Diesel generators in Petersburg and Wrangell have been turned off this week as the two communities are back solely on hydroelectric power for the first time in over a month.
The warm sunny weather has done enough to raise hydroelectric lake levels slightly and allow the return to cheaper and cleaner hydro power.
Petersburg’s utility director Karl Hagerman says he received a call Sunday, March 24th from the Southeast Alaska Power Agency, or SEAPA . That agency owns the Tyee Lake hydro plant, the main power source for the two communities.

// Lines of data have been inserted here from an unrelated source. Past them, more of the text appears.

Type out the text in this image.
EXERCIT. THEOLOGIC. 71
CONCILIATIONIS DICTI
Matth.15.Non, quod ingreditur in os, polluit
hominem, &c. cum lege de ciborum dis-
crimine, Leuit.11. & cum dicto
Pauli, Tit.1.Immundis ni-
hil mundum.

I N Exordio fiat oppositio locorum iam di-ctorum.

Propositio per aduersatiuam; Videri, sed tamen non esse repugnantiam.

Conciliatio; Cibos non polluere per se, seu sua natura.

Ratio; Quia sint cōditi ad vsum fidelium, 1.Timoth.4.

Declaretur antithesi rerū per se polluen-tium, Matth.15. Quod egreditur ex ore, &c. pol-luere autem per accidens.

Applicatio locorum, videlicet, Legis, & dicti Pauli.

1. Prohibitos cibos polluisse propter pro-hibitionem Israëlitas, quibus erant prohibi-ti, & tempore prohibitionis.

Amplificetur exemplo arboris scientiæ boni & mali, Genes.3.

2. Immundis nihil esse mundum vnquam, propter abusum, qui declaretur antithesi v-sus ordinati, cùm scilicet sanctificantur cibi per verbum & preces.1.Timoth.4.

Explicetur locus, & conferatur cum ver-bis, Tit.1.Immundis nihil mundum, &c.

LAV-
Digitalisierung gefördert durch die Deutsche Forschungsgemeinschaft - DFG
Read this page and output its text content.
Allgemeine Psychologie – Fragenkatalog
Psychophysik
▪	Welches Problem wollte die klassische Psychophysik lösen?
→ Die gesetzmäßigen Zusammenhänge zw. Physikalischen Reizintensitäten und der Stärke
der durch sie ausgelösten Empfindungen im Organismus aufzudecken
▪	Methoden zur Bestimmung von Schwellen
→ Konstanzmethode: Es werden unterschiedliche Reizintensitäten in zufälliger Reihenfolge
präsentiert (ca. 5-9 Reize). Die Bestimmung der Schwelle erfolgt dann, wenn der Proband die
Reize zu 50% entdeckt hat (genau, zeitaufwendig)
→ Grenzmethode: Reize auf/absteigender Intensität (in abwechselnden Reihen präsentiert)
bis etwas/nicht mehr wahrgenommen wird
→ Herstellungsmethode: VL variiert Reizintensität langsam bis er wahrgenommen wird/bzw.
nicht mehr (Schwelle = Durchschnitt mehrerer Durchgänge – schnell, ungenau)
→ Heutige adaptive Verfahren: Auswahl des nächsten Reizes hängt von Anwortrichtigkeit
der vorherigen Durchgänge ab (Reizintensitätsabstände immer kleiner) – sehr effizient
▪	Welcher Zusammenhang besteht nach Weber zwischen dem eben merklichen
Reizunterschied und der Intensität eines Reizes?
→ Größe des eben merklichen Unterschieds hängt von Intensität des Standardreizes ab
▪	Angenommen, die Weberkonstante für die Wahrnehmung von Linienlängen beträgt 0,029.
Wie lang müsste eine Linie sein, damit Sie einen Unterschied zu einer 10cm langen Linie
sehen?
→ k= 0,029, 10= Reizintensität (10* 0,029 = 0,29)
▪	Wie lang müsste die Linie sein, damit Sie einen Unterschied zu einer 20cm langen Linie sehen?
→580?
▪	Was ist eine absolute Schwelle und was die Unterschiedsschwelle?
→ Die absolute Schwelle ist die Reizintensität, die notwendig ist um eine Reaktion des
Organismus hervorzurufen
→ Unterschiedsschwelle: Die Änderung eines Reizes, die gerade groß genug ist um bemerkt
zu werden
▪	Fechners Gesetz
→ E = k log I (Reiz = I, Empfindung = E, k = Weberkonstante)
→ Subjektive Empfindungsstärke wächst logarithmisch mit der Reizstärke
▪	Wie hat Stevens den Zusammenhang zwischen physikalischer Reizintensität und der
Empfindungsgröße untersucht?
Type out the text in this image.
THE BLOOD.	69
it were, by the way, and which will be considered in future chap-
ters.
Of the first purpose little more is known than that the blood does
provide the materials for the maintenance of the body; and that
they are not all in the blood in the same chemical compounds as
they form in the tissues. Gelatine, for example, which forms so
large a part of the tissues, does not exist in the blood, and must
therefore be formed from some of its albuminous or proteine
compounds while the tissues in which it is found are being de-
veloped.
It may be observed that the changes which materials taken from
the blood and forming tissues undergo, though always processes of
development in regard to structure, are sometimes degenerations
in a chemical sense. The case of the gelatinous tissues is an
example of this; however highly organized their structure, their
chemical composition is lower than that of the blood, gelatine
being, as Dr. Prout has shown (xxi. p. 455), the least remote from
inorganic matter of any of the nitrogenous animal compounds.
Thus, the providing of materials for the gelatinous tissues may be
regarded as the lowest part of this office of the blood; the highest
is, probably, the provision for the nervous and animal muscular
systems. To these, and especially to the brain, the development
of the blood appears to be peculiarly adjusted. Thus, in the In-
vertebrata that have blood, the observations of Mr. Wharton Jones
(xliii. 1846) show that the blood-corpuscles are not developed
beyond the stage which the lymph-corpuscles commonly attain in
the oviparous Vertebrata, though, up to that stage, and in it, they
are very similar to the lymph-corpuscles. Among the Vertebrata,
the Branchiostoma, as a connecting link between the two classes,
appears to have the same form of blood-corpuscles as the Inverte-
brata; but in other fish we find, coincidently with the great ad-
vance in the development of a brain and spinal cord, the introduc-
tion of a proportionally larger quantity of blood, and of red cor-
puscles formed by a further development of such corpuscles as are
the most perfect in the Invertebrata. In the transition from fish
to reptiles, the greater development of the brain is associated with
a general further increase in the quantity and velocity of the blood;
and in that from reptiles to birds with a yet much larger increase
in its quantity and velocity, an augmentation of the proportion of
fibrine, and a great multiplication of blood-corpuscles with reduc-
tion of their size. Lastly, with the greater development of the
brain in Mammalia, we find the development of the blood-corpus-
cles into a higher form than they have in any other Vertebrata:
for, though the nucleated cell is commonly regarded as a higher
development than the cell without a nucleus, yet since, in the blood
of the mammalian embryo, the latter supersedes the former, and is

“There was a decision made that there was enough snow melt inflows coming into Tyee Lake that they felt comfortable in taking Petersburg and Wrangell off diesel generation support,” Hagerman said. “So I didn’t ask him to repeat himself and we immediately set about communications with Tyee Lake power plant and starting to shut things down.”
Petersburg was running those generators round the clock for a month and on a part time basis before that, while burning a very small amount of hydroelectricity. Normally the diesels are a backup power source only. The municipality’s electric utility has asked customers to conserve electricity during that time and Hagerman hopes the community will continue with energy saving measures.
“The situation is better as far as not having to run diesel but we still haven’t seen the inflows coming into the power lakes that we normally see a little bit later in the spring,” he explained. “So we’ve got probably another 2-4 weeks likely of tenuous lake levels and then we should see the warmer temperatures really kick in and the rainy weather return and traditionally, or historically, the lake levels do rebound quite a bit starting in late spring. So we’re not quite there yet, but the situation is better.”
Petersburg is also drawing some power from the borough’s hydro plant at Crystal Lake on southern Mitkof Island. There’s no rain in the forecast for this area in the short term. If wet weather doesn’t return this spring, the community could be back on diesel generators. Annual maintenance work on the transmission lines between the communities also requires some diesel generation. That’s planned in June as well but Hagerman is requesting that be delayed until after the summer.
The region, and southern Southeast Alaska in particular, is experiencing an ongoing drought with lower rainfall and less snowpack on mountaintops stretching back to 2017.